View of the Lincoln Memorial from the top of the Washington Monument.
3. The floor is pink Tennessee Marble. The Tennessee Pink Marble is interesting in that it actually isn't marble, it is a limestone, meaning it was never metamorphosed like the Yule Marble. Limestone is the state rock of Tennessee as well. The "marble" even includes such sedimentary structures as cross bedding, bryozoan fossils, crinoid fossils, and stylolites. The rock is part of the Holston Formation, which formed 460 million years ago during the Middle Ordovician, along the continental shelf of Laurentia (the northern continent). The Tennessee Pink Marble has been quarried along the eastern part of Tennessee, near Knoxville.
4. The interior walls and columns are made from Indiana Limestone, also known as the Salem Formation. The Salem Formation is a Middle Mississippian age (335-340 million year old) light-grey to bluish-grey pure calcarenite limestone that crops out between Bloomington and Bedford in the south-central portion of Indiana. Quarrying of the stone began in 1827 and has continued up to the present day with nine different quarries all mining the same formation. Indiana Limestone is a "freestone", which means that there is no preferential cracking, jointing, or splitting. This also means that blocks of the limestone can be planed, hand-worked, or otherwise manipulated without fear of the rock breaking in a preferential direction. The limestone is 97% pure calcite with microscopic foraminifera and bryozoan fossils found throughout.

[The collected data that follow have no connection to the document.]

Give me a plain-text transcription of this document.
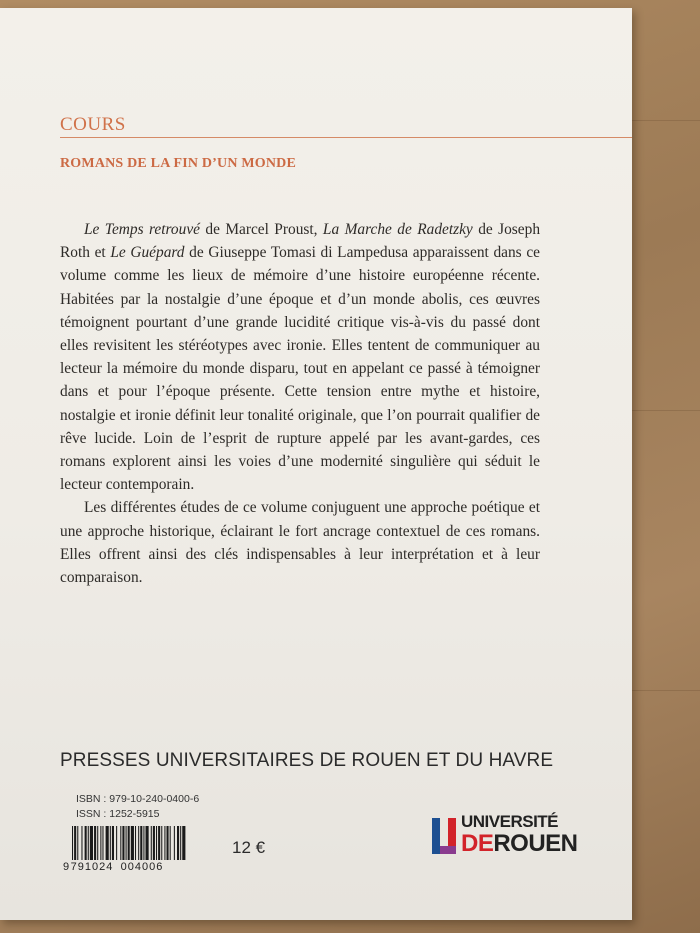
COURS
ROMANS DE LA FIN D’UN MONDE

Le Temps retrouvé de Marcel Proust, La Marche de Radetzky de Joseph Roth et Le Guépard de Giuseppe Tomasi di Lampedusa apparaissent dans ce volume comme les lieux de mémoire d’une histoire européenne récente. Habitées par la nostalgie d’une époque et d’un monde abolis, ces œuvres témoignent pourtant d’une grande lucidité critique vis-à-vis du passé dont elles revisitent les stéréotypes avec ironie. Elles tentent de communiquer au lecteur la mémoire du monde disparu, tout en appelant ce passé à témoigner dans et pour l’époque présente. Cette tension entre mythe et histoire, nostalgie et ironie définit leur tonalité originale, que l’on pourrait qualifier de rêve lucide. Loin de l’esprit de rupture appelé par les avant-gardes, ces romans explorent ainsi les voies d’une modernité singulière qui séduit le lecteur contemporain.

Les différentes études de ce volume conjuguent une approche poétique et une approche historique, éclairant le fort ancrage contextuel de ces romans. Elles offrent ainsi des clés indispensables à leur interprétation et à leur comparaison.

PRESSES UNIVERSITAIRES DE ROUEN ET DU HAVRE
ISBN : 979-10-240-0400-6
ISSN : 1252-5915
9 791024 004006
12 €
UNIVERSITÉ
DEROUEN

5. The ceiling tiles are Alabama Marble. Marble also happens to be the state rock of Alabama. Alabama Marble, also known as Sylacauga Marble, is named for the town Sylacauga and has been called the "whitest marble in the world" for its purity. The marble formed during metamorphism associated with the Appalachian orogen (mountain building) and is approximately Cambrian to Ordovician in age. Besides the pure white sections of the marble, there are also sections that have green, pink, gray, black, and gold veins in the ~5.5 cubic mile deposit. Official descriptions of the marble state it as "white and pale-blue to light-gray calcite marble, locally containing interlayered dolomite marble and thin phyllite layers".
6. The statue of Lincoln is composed of 28 pieces of Georgia Marble. Although there are several different "varieties" of marble within Georgia, they all seem to be variations of the same marble deposit, Murphy Marble. The Murphy Marble Belt runs from North Carolina down through Georgia and centers on Tate, Georgia, where the Georgia Marble Company mines the marble. It is the Georgia Mining Company that provided the marble for the Lincoln statue. The specific variety of marble for the Lincoln statue comes from the Cherokee White Quarry, which is mixed in among folded gneisses and schists within the Murphy Marble Belt. The Cherokee White Marble is a partly dolominitic but nearly pure calcite marble. These marbles have been extensively quarried since 1840. The Murphy Marble started off as a Lower Cambrian limestone that was eventually metamorphosed and folded numerous times during the lower Paleozoic from the Middle Ordovician through the Early Mississippian.